MycroftAI / mimic2

Text to Speech engine based on the Tacotron architecture, initially implemented by Keith Ito.
Apache License 2.0
580 stars 103 forks source link

How many recording hours is mimic trained on? #52

Closed NoamDev closed 4 years ago

NoamDev commented 4 years ago

Is it possible the main problem is lack of data? In google's example they trained it with 22 hours, but the samples of mimic it was trained on only 16 hours.

el-tocino commented 4 years ago

What problem are you experiencing?

NoamDev commented 4 years ago

It's just that it doesn't sound as good as in google's sample.
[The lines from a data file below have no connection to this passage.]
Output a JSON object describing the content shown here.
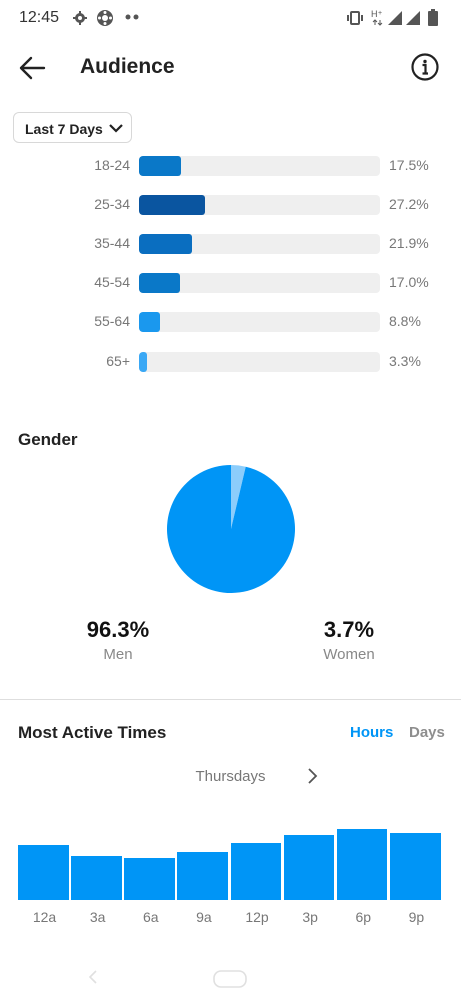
{
  "status_bar": {
    "time": "12:45"
  },
  "header": {
    "title": "Audience"
  },
  "range_selector": {
    "label": "Last 7 Days"
  },
  "age": {
    "groups": [
      {
        "label": "18-24",
        "percent": "17.5%",
        "value": 17.5,
        "color": "#0a78c8"
      },
      {
        "label": "25-34",
        "percent": "27.2%",
        "value": 27.2,
        "color": "#0a55a0"
      },
      {
        "label": "35-44",
        "percent": "21.9%",
        "value": 21.9,
        "color": "#0a6ec0"
      },
      {
        "label": "45-54",
        "percent": "17.0%",
        "value": 17.0,
        "color": "#0a78c8"
      },
      {
        "label": "55-64",
        "percent": "8.8%",
        "value": 8.8,
        "color": "#1a98ee"
      },
      {
        "label": "65+",
        "percent": "3.3%",
        "value": 3.3,
        "color": "#3aa8f5"
      }
    ]
  },
  "gender": {
    "title": "Gender",
    "men": {
      "value": "96.3%",
      "label": "Men",
      "percent": 96.3,
      "color": "#0095f6"
    },
    "women": {
      "value": "3.7%",
      "label": "Women",
      "percent": 3.7,
      "color": "#8ccdfb"
    }
  },
  "active_times": {
    "title": "Most Active Times",
    "tabs": [
      {
        "label": "Hours",
        "active": true,
        "color": "#0095f6"
      },
      {
        "label": "Days",
        "active": false,
        "color": "#8e8e8e"
      }
    ],
    "day": "Thursdays",
    "bar_color": "#0095f6"
  },
  "chart_data": {
    "type": "bar",
    "categories": [
      "12a",
      "3a",
      "6a",
      "9a",
      "12p",
      "3p",
      "6p",
      "9p"
    ],
    "values": [
      61,
      49,
      47,
      53,
      63,
      72,
      79,
      74
    ],
    "ylim": [
      0,
      100
    ]
  }
}
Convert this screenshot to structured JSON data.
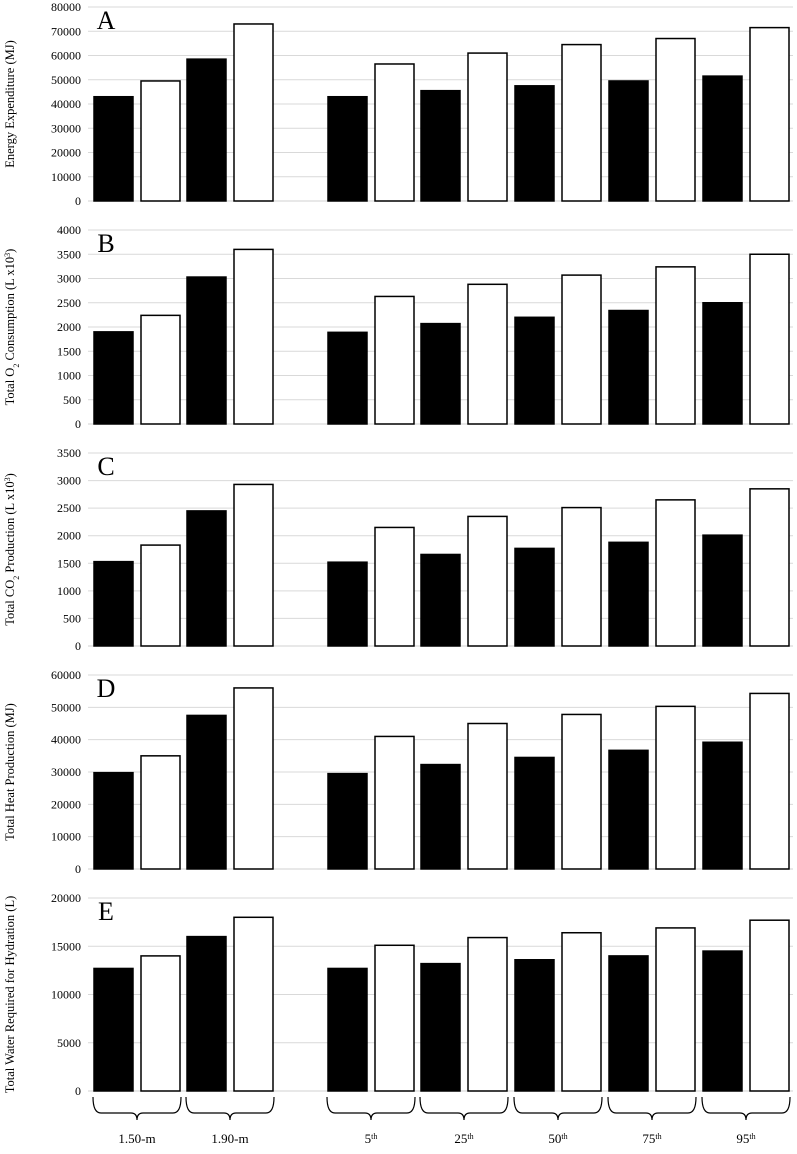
{
  "chart_data": [
    {
      "type": "bar",
      "panel_letter": "A",
      "ylabel": "Energy Expenditure (MJ)",
      "ylim": [
        0,
        80000
      ],
      "yticks": [
        0,
        10000,
        20000,
        30000,
        40000,
        50000,
        60000,
        70000,
        80000
      ],
      "grid": true,
      "values": [
        43000,
        49500,
        58500,
        73000,
        43000,
        56500,
        45500,
        61000,
        47500,
        64500,
        49500,
        67000,
        51500,
        71500
      ],
      "colors": [
        "#000000",
        "#ffffff",
        "#000000",
        "#ffffff",
        "#000000",
        "#ffffff",
        "#000000",
        "#ffffff",
        "#000000",
        "#ffffff",
        "#000000",
        "#ffffff",
        "#000000",
        "#ffffff"
      ]
    },
    {
      "type": "bar",
      "panel_letter": "B",
      "ylabel": "Total O2 Consumption (L x10^3)",
      "ylim": [
        0,
        4000
      ],
      "yticks": [
        0,
        500,
        1000,
        1500,
        2000,
        2500,
        3000,
        3500,
        4000
      ],
      "grid": true,
      "values": [
        1900,
        2240,
        3030,
        3600,
        1890,
        2630,
        2070,
        2880,
        2200,
        3070,
        2340,
        3240,
        2500,
        3500
      ],
      "colors": [
        "#000000",
        "#ffffff",
        "#000000",
        "#ffffff",
        "#000000",
        "#ffffff",
        "#000000",
        "#ffffff",
        "#000000",
        "#ffffff",
        "#000000",
        "#ffffff",
        "#000000",
        "#ffffff"
      ]
    },
    {
      "type": "bar",
      "panel_letter": "C",
      "ylabel": "Total CO2 Production (L x10^3)",
      "ylim": [
        0,
        3500
      ],
      "yticks": [
        0,
        500,
        1000,
        1500,
        2000,
        2500,
        3000,
        3500
      ],
      "grid": true,
      "values": [
        1530,
        1830,
        2450,
        2930,
        1520,
        2150,
        1660,
        2350,
        1770,
        2510,
        1880,
        2650,
        2010,
        2850
      ],
      "colors": [
        "#000000",
        "#ffffff",
        "#000000",
        "#ffffff",
        "#000000",
        "#ffffff",
        "#000000",
        "#ffffff",
        "#000000",
        "#ffffff",
        "#000000",
        "#ffffff",
        "#000000",
        "#ffffff"
      ]
    },
    {
      "type": "bar",
      "panel_letter": "D",
      "ylabel": "Total Heat Production (MJ)",
      "ylim": [
        0,
        60000
      ],
      "yticks": [
        0,
        10000,
        20000,
        30000,
        40000,
        50000,
        60000
      ],
      "grid": true,
      "values": [
        29800,
        35000,
        47500,
        56000,
        29500,
        41000,
        32300,
        45000,
        34500,
        47800,
        36700,
        50300,
        39200,
        54300
      ],
      "colors": [
        "#000000",
        "#ffffff",
        "#000000",
        "#ffffff",
        "#000000",
        "#ffffff",
        "#000000",
        "#ffffff",
        "#000000",
        "#ffffff",
        "#000000",
        "#ffffff",
        "#000000",
        "#ffffff"
      ]
    },
    {
      "type": "bar",
      "panel_letter": "E",
      "ylabel": "Total Water Required for Hydration (L)",
      "ylim": [
        0,
        20000
      ],
      "yticks": [
        0,
        5000,
        10000,
        15000,
        20000
      ],
      "grid": true,
      "values": [
        12700,
        14000,
        16000,
        18000,
        12700,
        15100,
        13200,
        15900,
        13600,
        16400,
        14000,
        16900,
        14500,
        17700
      ],
      "colors": [
        "#000000",
        "#ffffff",
        "#000000",
        "#ffffff",
        "#000000",
        "#ffffff",
        "#000000",
        "#ffffff",
        "#000000",
        "#ffffff",
        "#000000",
        "#ffffff",
        "#000000",
        "#ffffff"
      ]
    }
  ],
  "group_labels": [
    {
      "base": "1.50-m",
      "sup": ""
    },
    {
      "base": "1.90-m",
      "sup": ""
    },
    {
      "base": "5",
      "sup": "th"
    },
    {
      "base": "25",
      "sup": "th"
    },
    {
      "base": "50",
      "sup": "th"
    },
    {
      "base": "75",
      "sup": "th"
    },
    {
      "base": "95",
      "sup": "th"
    }
  ]
}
Google trained their model with 22 recording hours, but in the README here, it says the linked examples were generated from a model trained with only 16 hours of recording. Could more training data make the model better? Has anyone tried such thing?

el-tocino commented 4 years ago

24.6 for tacotron1/2.
The voices you hear from google assistant all run through a vocoder (parallel wavenet or something) as well. They've updated their tts engine with other adjustments; unfortunately, they do not release code and the papers they publish have to be reverse engineered.

To answer your question, there's some small improvements that could be made with more data, possibly. I suspect a better option will be to move to a tacotron2-based tts engine with vocoder instead.

NoamDev commented 4 years ago

I understand, thanks!

el-tocino commented 4 years ago

If you're super interested, they have an archive of their papers: https://google.github.io/tacotron/